Fosbury llega a México con una ventaja que hoy parece incomprensible: por vez primera hay colchonetas en la caída de los saltadores de altura. Sí, todos los campeones anteriores lo hicieron cayendo sobre arena. Este hecho, que ahora se nos antoja prehistórico, condiciona la técnica de los miles de saltadores que le preceden. La técnica evoluciona: del salto frontal a la tijera primitiva y de ella, al Lewden más sutil; del rodillo californiano al rodillo ventral con que Valery Brumel consigue superar los 2,28 una fría tarde moscovita de 1963, hace casi medio siglo. Pero todos mantienen una pauta obligada: el foso de caída siempre es de arena, lo que condiciona de una forma dramática la técnica del saltador. Hasta que alguien (¡maldito!) inventa las colchonetas de gomaespuma y entonces aparece Dick Fosbury para saltar de espaldas y lo hace el día más oportuno: en la final olímpica de México, en altitud, quebrando la técnica y revolucionando la historia porque desde ese día el rodillo ventral se convierte en reliquia y la colchoneta en receptáculo de ilusionados brincadores de espaldas. En las escuelas se empieza a enseñar la nueva técnica y los chavales del mundo entero imitarán a ese rubio americano que pronto desaparecerá de las pistas pero dejará una herencia imborrable, aunque la mitad de ella debiéramos adjudicársela al inventor de la colchoneta.

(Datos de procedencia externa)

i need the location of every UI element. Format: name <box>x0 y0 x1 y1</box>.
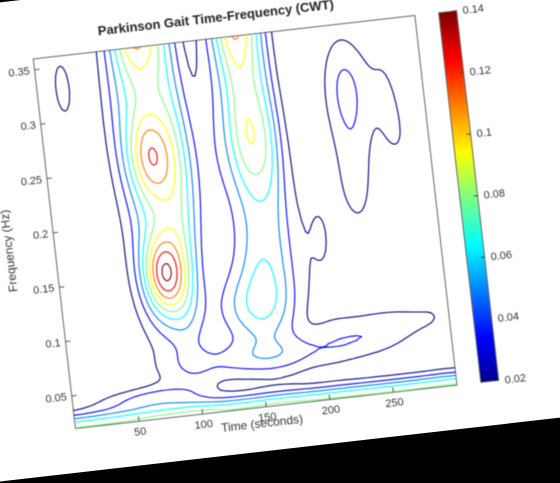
colorbar-tick-label: 0.06 <box>490 249 513 263</box>
y-tick-label: 0.3 <box>20 120 37 134</box>
y-tick-label: 0.15 <box>33 283 56 297</box>
colorbar-tick-label: 0.02 <box>504 372 527 386</box>
y-tick-mark <box>47 178 52 179</box>
y-tick-mark <box>59 287 64 288</box>
x-tick-label: 50 <box>133 426 147 439</box>
y-tick-label: 0.25 <box>20 174 43 188</box>
x-axis-label: Time (seconds) <box>220 412 303 435</box>
x-tick-mark <box>138 416 139 421</box>
y-tick-label: 0.2 <box>32 228 49 242</box>
colorbar-tick-label: 0.12 <box>469 64 492 78</box>
x-tick-mark <box>393 387 394 392</box>
y-tick-mark <box>41 124 46 125</box>
x-tick-label: 250 <box>385 396 405 410</box>
y-tick-mark <box>53 232 58 233</box>
x-tick-mark <box>329 395 330 400</box>
x-tick-mark <box>266 402 267 407</box>
y-tick-mark <box>35 69 40 70</box>
y-tick-mark <box>72 395 77 396</box>
y-tick-label: 0.35 <box>8 65 31 79</box>
x-tick-mark <box>202 409 203 414</box>
y-tick-mark <box>66 341 71 342</box>
x-tick-label: 100 <box>194 418 214 432</box>
plot-area <box>33 15 457 428</box>
colorbar-tick-label: 0.04 <box>497 311 520 325</box>
colorbar-tick-label: 0.1 <box>476 127 493 141</box>
y-axis-label: Frequency (Hz) <box>0 209 21 293</box>
y-tick-label: 0.1 <box>45 337 62 351</box>
colorbar-tick-label: 0.14 <box>462 3 485 17</box>
x-tick-label: 200 <box>321 404 341 418</box>
colorbar-tick-label: 0.08 <box>483 187 506 201</box>
y-tick-label: 0.05 <box>45 392 68 406</box>
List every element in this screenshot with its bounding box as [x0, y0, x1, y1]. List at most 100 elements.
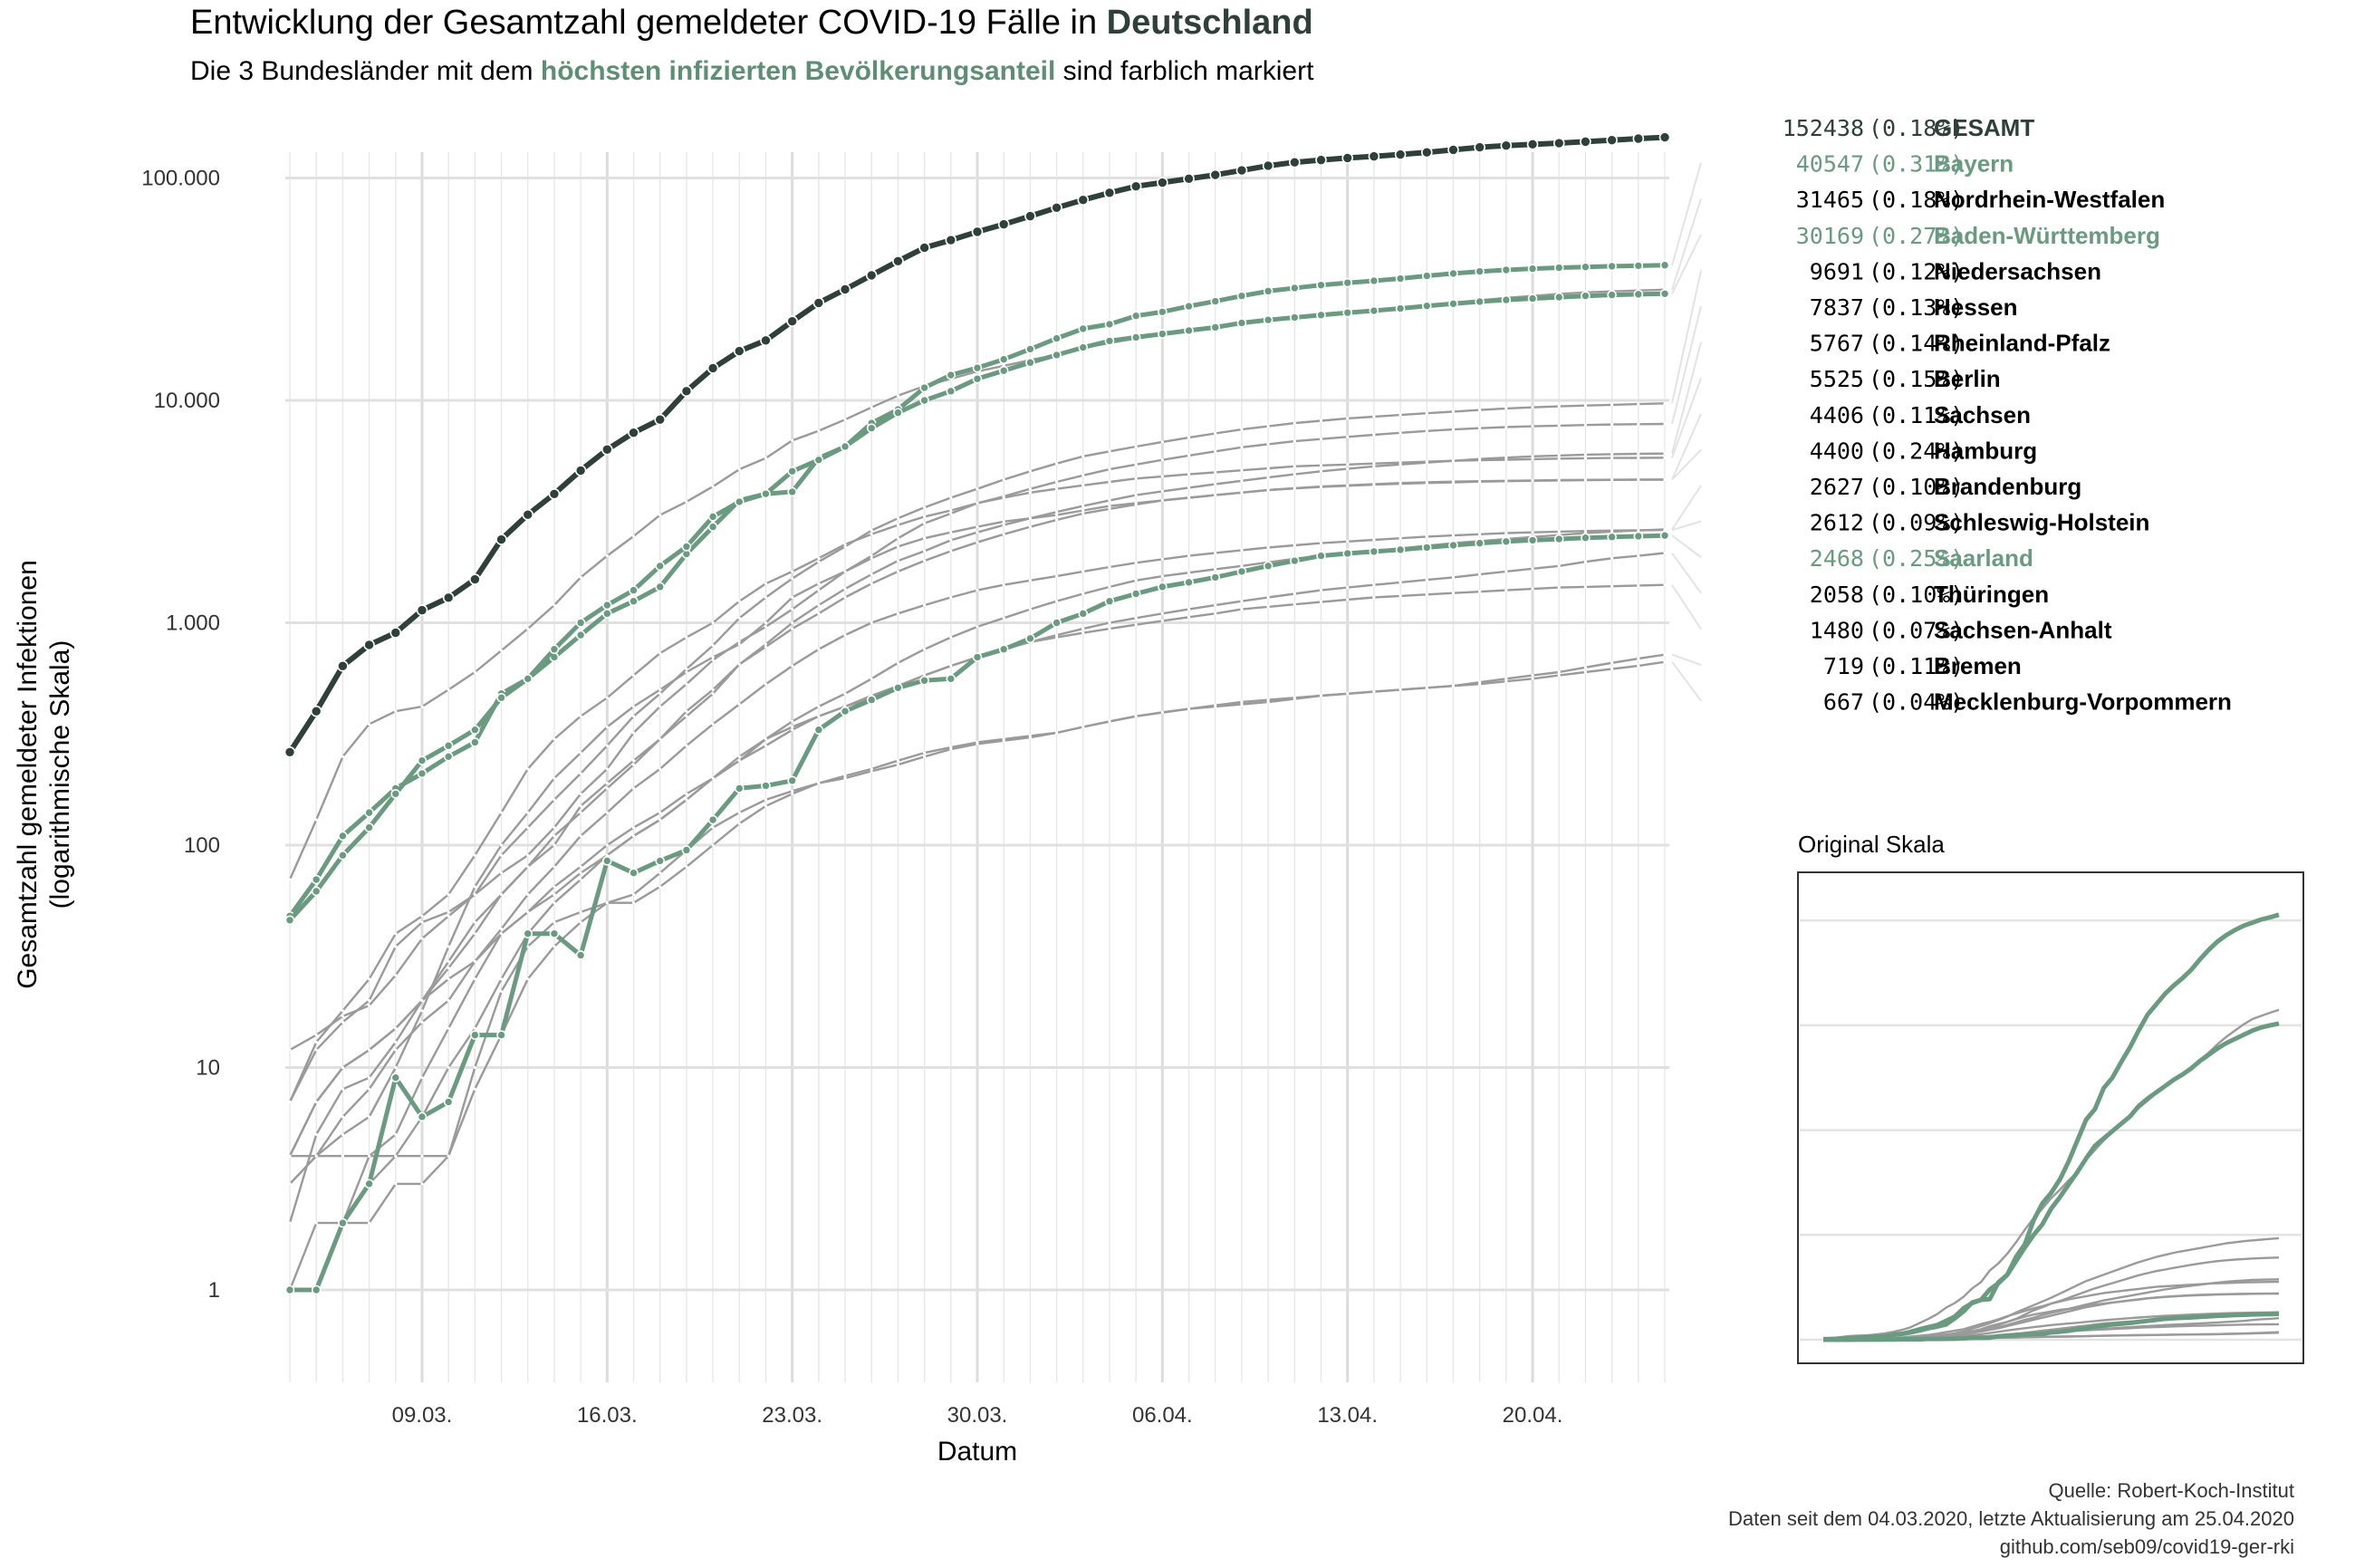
label-name: Hamburg [1934, 437, 2037, 464]
data-point [338, 850, 348, 861]
data-point [575, 630, 586, 640]
data-point [1160, 489, 1164, 493]
data-point [602, 856, 612, 866]
data-point [499, 932, 504, 936]
data-point [1319, 485, 1323, 489]
y-tick-label: 100.000 [141, 167, 220, 191]
data-point [866, 695, 877, 705]
data-point [473, 1065, 476, 1070]
data-point [1319, 589, 1323, 592]
data-point [1399, 536, 1402, 540]
data-point [655, 856, 665, 866]
data-point [685, 792, 688, 796]
data-point [394, 1182, 398, 1186]
data-point [761, 781, 771, 791]
data-point [896, 524, 900, 527]
data-point [1421, 301, 1432, 311]
data-point [579, 920, 582, 924]
data-point [685, 682, 688, 686]
label-connector [1671, 197, 1702, 291]
data-point [1108, 627, 1111, 630]
data-point [1610, 403, 1614, 407]
data-point [605, 901, 609, 905]
data-point [1531, 479, 1534, 483]
data-point [764, 620, 768, 625]
data-point [1372, 415, 1376, 418]
data-point [840, 441, 851, 452]
data-point [314, 1154, 318, 1158]
data-point [817, 781, 821, 785]
data-point [605, 853, 609, 857]
data-point [1531, 424, 1534, 428]
data-point [1583, 560, 1588, 563]
data-point [1108, 467, 1111, 471]
data-point [1051, 201, 1062, 214]
label-percent: (0.18%) [1869, 187, 1964, 213]
data-point [1395, 303, 1406, 313]
data-point [923, 522, 927, 525]
data-point [737, 467, 741, 471]
data-point [1342, 548, 1352, 559]
inset-series-line-saarland [1823, 1311, 2280, 1342]
data-point [791, 789, 794, 793]
label-connector [1671, 584, 1702, 630]
data-point [1583, 666, 1588, 669]
data-point [1240, 600, 1244, 603]
data-point [817, 428, 821, 433]
y-tick-label: 10 [196, 1056, 220, 1081]
data-point [579, 792, 582, 796]
data-point [737, 642, 741, 646]
data-point [284, 1284, 295, 1295]
data-point [1504, 456, 1508, 459]
data-point [791, 595, 794, 600]
data-point [1002, 739, 1005, 743]
data-point [843, 776, 847, 780]
data-point [473, 853, 476, 857]
data-point [469, 573, 481, 585]
data-point [420, 920, 424, 924]
data-point [314, 1221, 318, 1225]
data-point [655, 561, 665, 572]
inset-frame [1797, 871, 2304, 1364]
data-point [1290, 313, 1300, 322]
data-point [367, 1076, 371, 1080]
data-point [1130, 332, 1141, 342]
data-point [1315, 154, 1327, 166]
data-point [896, 611, 900, 615]
label-percent: (0.04%) [1869, 689, 1964, 716]
chart-title-highlight: Deutschland [1106, 4, 1313, 42]
data-point [1583, 457, 1588, 460]
data-point [1028, 579, 1032, 582]
data-point [1293, 439, 1296, 443]
data-point [1262, 159, 1274, 172]
data-point [1319, 600, 1323, 604]
data-point [1108, 505, 1111, 508]
data-point [1553, 292, 1564, 303]
data-point [1557, 564, 1561, 568]
label-connector [1671, 341, 1702, 454]
data-point [737, 662, 741, 667]
data-point [1583, 453, 1588, 457]
y-tick-label: 10.000 [154, 389, 220, 413]
caption-repo: github.com/seb09/covid19-ger-rki [1999, 1535, 2294, 1558]
label-connector [1671, 552, 1702, 594]
data-point [1399, 581, 1402, 584]
data-point [998, 644, 1009, 655]
data-point [1054, 635, 1059, 640]
data-point [817, 611, 821, 615]
data-point [394, 1048, 398, 1052]
data-point [1104, 319, 1115, 330]
data-point [918, 242, 930, 254]
data-point [1002, 616, 1005, 620]
data-point [420, 937, 424, 940]
data-point [764, 798, 768, 802]
label-percent: (0.25%) [1869, 545, 1964, 572]
data-point [1451, 592, 1456, 595]
data-point [522, 508, 534, 521]
data-point [1293, 544, 1296, 547]
data-point [1028, 525, 1032, 529]
data-point [997, 218, 1010, 230]
data-point [499, 871, 504, 875]
data-point [764, 595, 768, 600]
data-point [420, 1154, 424, 1158]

Esto ocurrió un 20 de octubre, pero dos días antes una tormenta hizo estallar el salto de longitud. Pensemos que antes de la final olímpica, el récord del mundo estaba en 8,35 m. Cuando alguien superaba los ocho metros hablábamos de un fuera de serie. Si alcanzaba los 8,20, de un fenómeno. Y de pronto aparece Bob Beamon para irse más allá de todas las fronteras que nadie pudo imaginar jamás: de hecho, hoy, ligeramente superado su récord, seguimos sin comprender cómo se puede saltar tan lejos. Beamon llega milagrosamente a esa final olímpica. Aunque acude con la mejor marca mundial del año (8,33 y 8,39 con exceso de viento) en la calificación está cerca de quedar eliminado: los 16 mejores de entre 42 pasarán a la final, pero el drama ronda las pistas. Los plusmarquistas mundiales (Ralph Boston e Igor Ter-Ovanessian) y el campeón olímpico de Tokio’64 (Lynn Davies) solo aseguran el pase en su tercer intento. Más difícil lo tiene Beamon pues sus dos primeros intentos son nulos. Es el gran favorito, pero está a un paso del abismo: corre veloz, bate lejos de la tabla, se eleva prodigiosamente y cae en 8,27, nuevo récord olímpico. Uf, Beamon estará en la final del día siguiente, 18 de octubre de 1968, ya con el cielo rugiendo de nubes amenazantes. Y el fideo americano se lanzará sin freno a por el primer intento de la final. Conocéis el resultado: el mayor prodigio nunca visto en el atletismo. Un minuto después de aterrizar en los 8,90, el cielo de México cruje bajo una tormenta de mil demonios pero Beamon ya ni ve ni escucha: sencillamente, ha volado.

Esta brillante pareja resume en sí misma toda la historia del atletismo: el revolucionario iluminado y el trueno inesperado.